CHAPTER V : FINANCES AND FINANCIAL YEAR

Art. 33
Financial management is carried out by the Treasurer. He keeps proper accounts of income and expenses and reports on them. He represents the association before financial institutions for current transactions. In case of impediment, he is replaced by the President. The accounts are closed each year and reviewed by at least two auditors, no later than six months after the end of the financial year. Each year, the General Assembly appoints up to three auditors from among the active members who may not be members of the committee. They submit a report to the committee and the General Assembly.

 

Art. 34
The financial year runs from 1 January to 31 December. Exceptionally, the first financial year begins on the date of the association’s foundation and ends on 31 December of the same year.

 

Art. 35
The accounting of the association is carried out in accordance with the provisions of the law.
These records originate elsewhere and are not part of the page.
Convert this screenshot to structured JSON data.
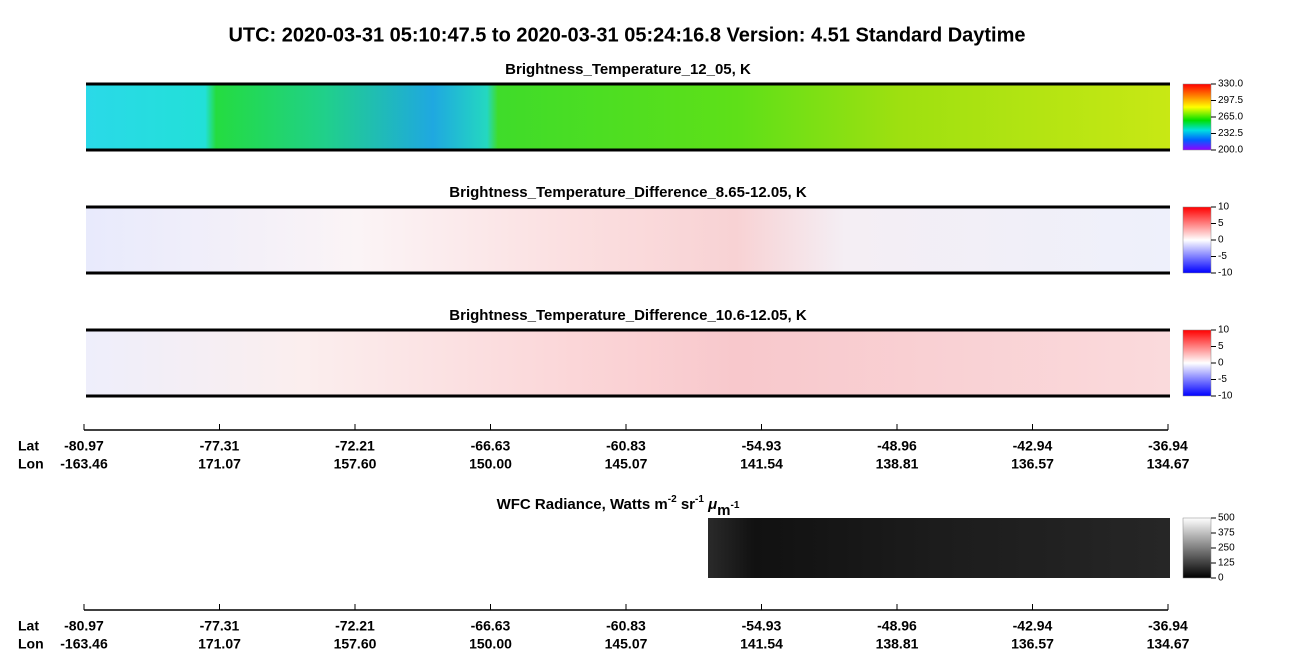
{
  "title": "UTC:  2020-03-31   05:10:47.5  to  2020-03-31   05:24:16.8    Version: 4.51  Standard Daytime",
  "panels": [
    {
      "title": "Brightness_Temperature_12_05, K",
      "colorbar": [
        "330.0",
        "297.5",
        "265.0",
        "232.5",
        "200.0"
      ]
    },
    {
      "title": "Brightness_Temperature_Difference_8.65-12.05, K",
      "colorbar": [
        "10",
        "5",
        "0",
        "-5",
        "-10"
      ]
    },
    {
      "title": "Brightness_Temperature_Difference_10.6-12.05, K",
      "colorbar": [
        "10",
        "5",
        "0",
        "-5",
        "-10"
      ]
    }
  ],
  "wfc": {
    "title": [
      "WFC Radiance, Watts m",
      "-2",
      " sr",
      "-1",
      " μ",
      "m",
      "-1"
    ],
    "colorbar": [
      "500",
      "375",
      "250",
      "125",
      "0"
    ]
  },
  "axes": [
    {
      "lat_label": "Lat",
      "lon_label": "Lon",
      "lat": [
        "-80.97",
        "-77.31",
        "-72.21",
        "-66.63",
        "-60.83",
        "-54.93",
        "-48.96",
        "-42.94",
        "-36.94"
      ],
      "lon": [
        "-163.46",
        "171.07",
        "157.60",
        "150.00",
        "145.07",
        "141.54",
        "138.81",
        "136.57",
        "134.67"
      ]
    },
    {
      "lat_label": "Lat",
      "lon_label": "Lon",
      "lat": [
        "-80.97",
        "-77.31",
        "-72.21",
        "-66.63",
        "-60.83",
        "-54.93",
        "-48.96",
        "-42.94",
        "-36.94"
      ],
      "lon": [
        "-163.46",
        "171.07",
        "157.60",
        "150.00",
        "145.07",
        "141.54",
        "138.81",
        "136.57",
        "134.67"
      ]
    }
  ]
}
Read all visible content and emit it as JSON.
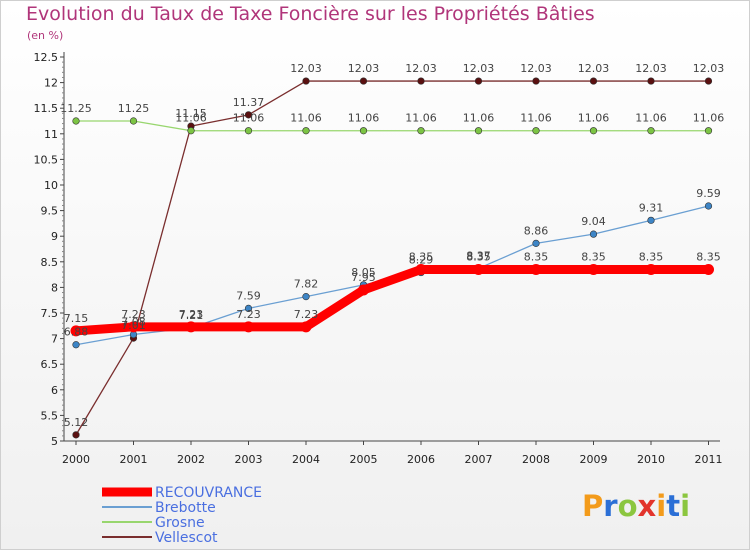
{
  "header": {
    "title": "Evolution du Taux de Taxe Foncière sur les Propriétés Bâties",
    "subtitle": "(en %)"
  },
  "logo": {
    "text": "Proxiti",
    "colors": [
      "#f39b1b",
      "#2b6fd6",
      "#8bc63f",
      "#e2342c",
      "#f39b1b",
      "#2b6fd6",
      "#8bc63f"
    ]
  },
  "chart_data": {
    "type": "line",
    "x": [
      2000,
      2001,
      2002,
      2003,
      2004,
      2005,
      2006,
      2007,
      2008,
      2009,
      2010,
      2011
    ],
    "ylim": [
      5,
      12.5
    ],
    "yticks": [
      "5",
      "5.5",
      "6",
      "6.5",
      "7",
      "7.5",
      "8",
      "8.5",
      "9",
      "9.5",
      "10",
      "10.5",
      "11",
      "11.5",
      "12",
      "12.5"
    ],
    "grid": false,
    "legend_position": "bottom-left",
    "series": [
      {
        "name": "Vellescot",
        "color": "#7a2e2e",
        "marker": "#5a1010",
        "values": [
          5.12,
          7.01,
          11.15,
          11.37,
          12.03,
          12.03,
          12.03,
          12.03,
          12.03,
          12.03,
          12.03,
          12.03
        ],
        "labels": [
          "5.12",
          "7.01",
          "11.15",
          "11.37",
          "12.03",
          "12.03",
          "12.03",
          "12.03",
          "12.03",
          "12.03",
          "12.03",
          "12.03"
        ]
      },
      {
        "name": "Grosne",
        "color": "#98d66e",
        "marker": "#7cc444",
        "values": [
          11.25,
          11.25,
          11.06,
          11.06,
          11.06,
          11.06,
          11.06,
          11.06,
          11.06,
          11.06,
          11.06,
          11.06
        ],
        "labels": [
          "11.25",
          "11.25",
          "11.06",
          "11.06",
          "11.06",
          "11.06",
          "11.06",
          "11.06",
          "11.06",
          "11.06",
          "11.06",
          "11.06"
        ]
      },
      {
        "name": "Brebotte",
        "color": "#6a9fd2",
        "marker": "#3d85c6",
        "values": [
          6.88,
          7.08,
          7.21,
          7.59,
          7.82,
          8.05,
          8.29,
          8.37,
          8.86,
          9.04,
          9.31,
          9.59
        ],
        "labels": [
          "6.88",
          "7.08",
          "7.21",
          "7.59",
          "7.82",
          "8.05",
          "8.29",
          "8.37",
          "8.86",
          "9.04",
          "9.31",
          "9.59"
        ]
      },
      {
        "name": "RECOUVRANCE",
        "color": "#ff0000",
        "marker": "#ff0000",
        "values": [
          7.15,
          7.23,
          7.23,
          7.23,
          7.23,
          7.95,
          8.35,
          8.35,
          8.35,
          8.35,
          8.35,
          8.35
        ],
        "labels": [
          "7.15",
          "7.23",
          "7.23",
          "7.23",
          "7.23",
          "7.95",
          "8.35",
          "8.35",
          "8.35",
          "8.35",
          "8.35",
          "8.35"
        ]
      }
    ],
    "legend_order": [
      "RECOUVRANCE",
      "Brebotte",
      "Grosne",
      "Vellescot"
    ]
  }
}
The annual accounts are filed and published with the Trade and Companies Register.

 

CHAPTER VI : MERGER AND DISSOLUTION

Art. 36
The dissolution of the association may only be decided by a General Assembly specially convened for this purpose, at which two thirds of the members must be present. If this quorum is not reached, a second General Assembly may be convened, for which the presence of half of the members is required. Dissolution must be approved by three quarters of the votes of the members present.

 

Art. 37
In the event of dissolution, the liquidation procedure shall be determined by the General Assembly. After settlement of all debts, the assets of the association shall be allocated to a public-interest organization active in the veterinary field.

 

CHAPTER VII : MISCELLANEOUS PROVISIONS

Art. 38
The association declines all responsibility for damages that may occur in the course of its activities. Claims for compensation may only be made in accordance with the applicable legal or regulatory provisions.

 

Art. 39
For all matters not expressly provided for in the present statutes, the general provisions of the law shall apply.